Two sibling sisters were diagnosed with self-limited familial infantile epilepsy according to Report of the ILAE Classification Core Group. Their mother and mother’s younger half-brother had a history of seizure in infancy but had no formal treatment. Both of them were in remission within 2 years old and outcome was favorable. Elder sister was diagnosed at the age of 10 months in our hospital in July 2010, younger sister was diagnosed at 3 months old in another hospital in September 2018 and transferred to our hospital at 6 months old in December 2018. Both of them presented focal seizure and/or GTCS. Attacks presented with motor arrest, slow deviation of the head and eyes to one side, generalized hypertonia, cyanosis, synchronous or asynchronous limb tonic–clonic jerks, first started unilateral, then became bilateral and seizures may occur in several clusters per day, for a period varying from 1 to 4 days, most attacks occur during the awake period. Both background of the ictal video-EEG were normal. Cranial MRI were normal. Psychomotor and neurologic development were normal before and after the episodes.

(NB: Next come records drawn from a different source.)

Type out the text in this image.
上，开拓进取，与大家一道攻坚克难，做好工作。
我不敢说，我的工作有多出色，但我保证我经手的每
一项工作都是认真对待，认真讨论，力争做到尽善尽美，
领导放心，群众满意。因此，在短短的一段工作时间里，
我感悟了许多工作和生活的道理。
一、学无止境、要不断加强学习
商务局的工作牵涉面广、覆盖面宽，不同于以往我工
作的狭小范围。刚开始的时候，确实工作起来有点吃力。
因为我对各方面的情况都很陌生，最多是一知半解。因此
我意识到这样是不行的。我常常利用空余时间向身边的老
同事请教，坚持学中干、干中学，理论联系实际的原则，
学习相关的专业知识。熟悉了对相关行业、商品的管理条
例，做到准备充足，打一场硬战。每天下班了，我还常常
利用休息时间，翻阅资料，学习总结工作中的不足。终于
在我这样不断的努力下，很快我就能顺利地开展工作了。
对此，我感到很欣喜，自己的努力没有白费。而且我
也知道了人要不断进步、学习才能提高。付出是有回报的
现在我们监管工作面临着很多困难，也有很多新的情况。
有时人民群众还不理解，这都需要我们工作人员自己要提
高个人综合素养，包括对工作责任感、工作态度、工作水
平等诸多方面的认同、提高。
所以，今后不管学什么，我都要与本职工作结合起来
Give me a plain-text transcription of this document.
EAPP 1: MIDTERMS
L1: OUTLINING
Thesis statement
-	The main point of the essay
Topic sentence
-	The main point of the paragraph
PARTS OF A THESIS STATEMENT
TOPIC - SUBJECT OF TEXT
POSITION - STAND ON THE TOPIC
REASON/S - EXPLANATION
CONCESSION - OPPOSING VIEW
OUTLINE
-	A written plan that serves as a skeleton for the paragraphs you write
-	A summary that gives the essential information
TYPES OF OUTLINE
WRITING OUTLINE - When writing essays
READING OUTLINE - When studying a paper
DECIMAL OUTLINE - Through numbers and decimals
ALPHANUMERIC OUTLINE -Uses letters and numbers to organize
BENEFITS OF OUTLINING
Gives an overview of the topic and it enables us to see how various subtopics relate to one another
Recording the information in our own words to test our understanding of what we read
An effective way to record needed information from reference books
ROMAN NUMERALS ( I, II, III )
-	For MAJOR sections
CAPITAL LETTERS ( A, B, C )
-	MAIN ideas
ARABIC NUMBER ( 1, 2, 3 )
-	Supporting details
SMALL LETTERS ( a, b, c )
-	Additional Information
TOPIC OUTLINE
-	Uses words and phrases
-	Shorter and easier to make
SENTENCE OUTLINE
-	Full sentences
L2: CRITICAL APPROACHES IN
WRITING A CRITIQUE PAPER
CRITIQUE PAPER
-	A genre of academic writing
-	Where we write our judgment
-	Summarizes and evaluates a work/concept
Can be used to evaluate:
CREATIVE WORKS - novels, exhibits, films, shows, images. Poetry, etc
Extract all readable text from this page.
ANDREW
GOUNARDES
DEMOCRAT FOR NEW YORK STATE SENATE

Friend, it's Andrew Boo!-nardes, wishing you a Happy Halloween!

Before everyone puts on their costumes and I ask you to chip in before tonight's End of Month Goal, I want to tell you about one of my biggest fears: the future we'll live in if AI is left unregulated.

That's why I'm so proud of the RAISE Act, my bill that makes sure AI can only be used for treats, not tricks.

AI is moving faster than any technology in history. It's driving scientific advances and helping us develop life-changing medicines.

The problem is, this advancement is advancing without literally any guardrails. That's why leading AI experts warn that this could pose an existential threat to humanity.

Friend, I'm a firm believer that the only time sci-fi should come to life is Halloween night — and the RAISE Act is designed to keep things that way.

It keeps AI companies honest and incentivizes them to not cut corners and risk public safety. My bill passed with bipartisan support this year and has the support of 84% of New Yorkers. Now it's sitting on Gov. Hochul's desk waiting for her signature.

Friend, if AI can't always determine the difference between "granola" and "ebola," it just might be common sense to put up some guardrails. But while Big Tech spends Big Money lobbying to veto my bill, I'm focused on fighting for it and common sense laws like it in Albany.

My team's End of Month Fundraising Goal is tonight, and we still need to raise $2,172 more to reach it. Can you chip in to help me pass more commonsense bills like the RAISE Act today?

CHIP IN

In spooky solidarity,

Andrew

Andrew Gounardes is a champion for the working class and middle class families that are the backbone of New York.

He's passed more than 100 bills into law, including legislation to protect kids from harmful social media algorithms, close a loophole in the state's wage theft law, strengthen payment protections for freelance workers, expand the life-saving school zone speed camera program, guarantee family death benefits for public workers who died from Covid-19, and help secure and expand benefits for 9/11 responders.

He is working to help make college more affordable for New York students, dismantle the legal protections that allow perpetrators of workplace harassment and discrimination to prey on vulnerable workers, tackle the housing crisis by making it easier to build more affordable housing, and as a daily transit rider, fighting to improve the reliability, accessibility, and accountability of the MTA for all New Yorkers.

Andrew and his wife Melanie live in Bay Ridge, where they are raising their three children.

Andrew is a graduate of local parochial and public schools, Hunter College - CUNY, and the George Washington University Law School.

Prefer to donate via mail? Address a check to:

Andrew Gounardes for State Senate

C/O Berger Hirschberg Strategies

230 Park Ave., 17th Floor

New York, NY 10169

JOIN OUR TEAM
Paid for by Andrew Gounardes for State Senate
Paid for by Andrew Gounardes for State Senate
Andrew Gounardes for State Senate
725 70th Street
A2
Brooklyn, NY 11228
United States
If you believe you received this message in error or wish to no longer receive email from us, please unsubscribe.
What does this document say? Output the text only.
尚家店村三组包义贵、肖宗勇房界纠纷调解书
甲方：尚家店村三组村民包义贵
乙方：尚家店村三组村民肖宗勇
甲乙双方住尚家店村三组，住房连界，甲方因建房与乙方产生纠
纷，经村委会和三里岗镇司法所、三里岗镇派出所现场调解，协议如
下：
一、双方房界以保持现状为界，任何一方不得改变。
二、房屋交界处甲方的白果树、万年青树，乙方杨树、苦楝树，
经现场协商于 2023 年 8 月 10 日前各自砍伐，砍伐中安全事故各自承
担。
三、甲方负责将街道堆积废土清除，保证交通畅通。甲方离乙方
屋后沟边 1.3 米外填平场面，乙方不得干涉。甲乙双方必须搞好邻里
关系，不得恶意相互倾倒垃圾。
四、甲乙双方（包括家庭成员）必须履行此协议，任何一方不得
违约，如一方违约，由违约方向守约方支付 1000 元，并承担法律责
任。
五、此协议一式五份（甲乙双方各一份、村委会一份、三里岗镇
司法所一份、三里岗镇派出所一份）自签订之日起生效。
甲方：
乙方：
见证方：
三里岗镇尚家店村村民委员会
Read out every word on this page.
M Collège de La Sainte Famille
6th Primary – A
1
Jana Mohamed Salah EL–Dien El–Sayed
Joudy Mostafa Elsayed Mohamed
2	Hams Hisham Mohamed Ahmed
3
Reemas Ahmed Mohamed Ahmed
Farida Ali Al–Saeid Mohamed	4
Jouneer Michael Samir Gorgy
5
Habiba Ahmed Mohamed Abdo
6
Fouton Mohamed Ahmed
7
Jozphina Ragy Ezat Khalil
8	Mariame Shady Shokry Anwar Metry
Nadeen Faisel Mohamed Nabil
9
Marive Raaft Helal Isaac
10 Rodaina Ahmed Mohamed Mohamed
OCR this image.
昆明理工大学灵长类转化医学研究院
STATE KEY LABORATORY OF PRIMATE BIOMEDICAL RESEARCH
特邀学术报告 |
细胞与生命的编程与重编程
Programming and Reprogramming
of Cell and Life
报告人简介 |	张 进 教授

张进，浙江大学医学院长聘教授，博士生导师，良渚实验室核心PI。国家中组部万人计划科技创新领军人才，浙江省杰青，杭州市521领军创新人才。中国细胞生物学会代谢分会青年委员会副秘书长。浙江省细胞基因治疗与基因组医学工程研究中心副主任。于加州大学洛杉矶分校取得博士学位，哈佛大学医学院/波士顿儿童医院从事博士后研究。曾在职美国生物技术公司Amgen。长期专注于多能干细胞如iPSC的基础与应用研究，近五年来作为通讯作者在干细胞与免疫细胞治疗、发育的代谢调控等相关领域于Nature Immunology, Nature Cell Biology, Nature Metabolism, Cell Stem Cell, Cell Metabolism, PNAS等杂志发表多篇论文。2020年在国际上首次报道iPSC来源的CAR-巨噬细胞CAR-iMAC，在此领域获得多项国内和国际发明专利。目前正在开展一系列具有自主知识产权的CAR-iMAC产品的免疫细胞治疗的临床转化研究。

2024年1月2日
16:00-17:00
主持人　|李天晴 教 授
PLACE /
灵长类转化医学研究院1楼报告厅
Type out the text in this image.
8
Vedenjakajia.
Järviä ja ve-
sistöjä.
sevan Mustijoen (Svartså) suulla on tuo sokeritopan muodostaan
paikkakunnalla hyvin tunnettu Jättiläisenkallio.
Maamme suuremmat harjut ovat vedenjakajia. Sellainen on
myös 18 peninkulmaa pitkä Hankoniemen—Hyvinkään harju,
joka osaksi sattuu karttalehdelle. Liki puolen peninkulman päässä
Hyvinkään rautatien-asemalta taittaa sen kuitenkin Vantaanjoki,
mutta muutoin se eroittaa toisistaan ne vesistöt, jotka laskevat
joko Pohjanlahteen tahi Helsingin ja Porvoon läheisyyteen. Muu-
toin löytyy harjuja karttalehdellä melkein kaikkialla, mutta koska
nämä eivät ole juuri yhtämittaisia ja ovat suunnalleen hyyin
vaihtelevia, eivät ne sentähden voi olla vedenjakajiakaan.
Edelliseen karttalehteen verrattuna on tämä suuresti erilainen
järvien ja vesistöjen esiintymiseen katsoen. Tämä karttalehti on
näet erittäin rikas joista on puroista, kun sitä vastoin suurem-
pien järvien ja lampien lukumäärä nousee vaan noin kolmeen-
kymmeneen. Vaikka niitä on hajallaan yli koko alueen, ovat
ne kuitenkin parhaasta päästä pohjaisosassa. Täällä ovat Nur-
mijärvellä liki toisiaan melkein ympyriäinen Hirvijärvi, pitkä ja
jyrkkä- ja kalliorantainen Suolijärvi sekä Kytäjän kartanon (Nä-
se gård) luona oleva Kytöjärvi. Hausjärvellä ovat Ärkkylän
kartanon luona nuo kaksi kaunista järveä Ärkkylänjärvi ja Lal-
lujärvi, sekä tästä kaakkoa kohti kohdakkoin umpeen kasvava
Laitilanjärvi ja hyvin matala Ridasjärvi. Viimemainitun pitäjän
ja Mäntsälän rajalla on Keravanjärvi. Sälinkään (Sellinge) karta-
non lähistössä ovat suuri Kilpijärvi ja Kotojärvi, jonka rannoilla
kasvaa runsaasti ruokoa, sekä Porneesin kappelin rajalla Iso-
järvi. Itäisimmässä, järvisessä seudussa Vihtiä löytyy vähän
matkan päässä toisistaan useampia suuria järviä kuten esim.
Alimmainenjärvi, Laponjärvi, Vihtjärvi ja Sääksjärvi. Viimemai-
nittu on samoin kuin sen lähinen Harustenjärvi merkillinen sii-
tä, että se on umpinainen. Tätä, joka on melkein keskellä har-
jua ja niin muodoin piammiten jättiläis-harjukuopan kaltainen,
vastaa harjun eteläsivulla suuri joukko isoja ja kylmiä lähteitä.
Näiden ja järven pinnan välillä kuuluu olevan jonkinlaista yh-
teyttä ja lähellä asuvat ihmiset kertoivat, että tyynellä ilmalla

Elder sister did not take PRRT2 gene test in time after diagnosis. Because at that time, the relationship between self-limited family infantile epilepsy and PRRT2 was not clear. Younger sister took PRRT2 gene detection about 3 months after diagnosis when she was transferred from another hospital to our hospital. At the same time, we tested the elder sister's PRRT2 genes, even though she was 9 years old and got seizure-free several years ago. The result showed that both of them had PRRT2 heterozygous mutation in c.649dupC p.(Arg217fs) which inherited from their mother(Fig. 1). The patients with a positive family history were characterized by an autosomal dominant trait.

The elder sister was treated with oxcarbazepine (OXC) oral suspension with an initial dosage of 1.5 ml twice daily (60 mg/ml, 15 mg/kg days) after diagnosis in our hospital at the age of 10 months (weight 12 kg). Consequently, OXC had an effect and she got seizure-free immediately. We tested the serum concentration of active metabolite of OXC after 2 weeks of treatment in the morning before taking the drug and the value was 10.1 μg/ml. The OXC dose is constant during the treatment. The outcome of elder sister was favorable with no developmental delay and cognitive impairment and she stopped taking OXC at 3 years old without recurrence during the following more than 7 years. However, younger sister was initially treated with levetiracetam (LEV) oral solution with an initial dosage of 0.6 ml twice daily (100 mg/ml, 20 mg/kg days) in another hospital at 3 months old (weight 6 kg), but it had no effect. The dosage of LEV was increased gradually every month by 20 mg/kg daily until the maximum recommended dose of 60 mg/kg daily in more than 1 month. Unfortunately, seizure still could not be controlled. But she got seizure-free immediately after turning to OXC oral suspension at the initial dosage of 0.75 ml twice daily (60 mg/ml, 10.59 mg/kg days) after transferring to our hospital at 6 months old (the weight was 8.5 kg at that time). The serum concentration of active metabolite of OXC was tested after 2 weeks treatment of OXC, the value was 6.5 μg/ml and we did not increase the dosage. We reduced the dosage in follow-up after 1 year (18 months old, weight was 11 kg), from 0.75 ml twice daily (8.18 mg/kg days) to 0.50 ml twice daily (5.45 mg/kg days) and the seizure did not recur and the psychomotor development of young sister was also normal. We are planning to reduce the dose to 0.25 ml twice daily (2.73 mg/kg days) and stop OXC at 2 years old. It’s worth mentioning that it is not necessary to increase the dose of OXC with the weight gaining of infants younger than 1 year of age because low dosage OXC could still continue to control the seizures.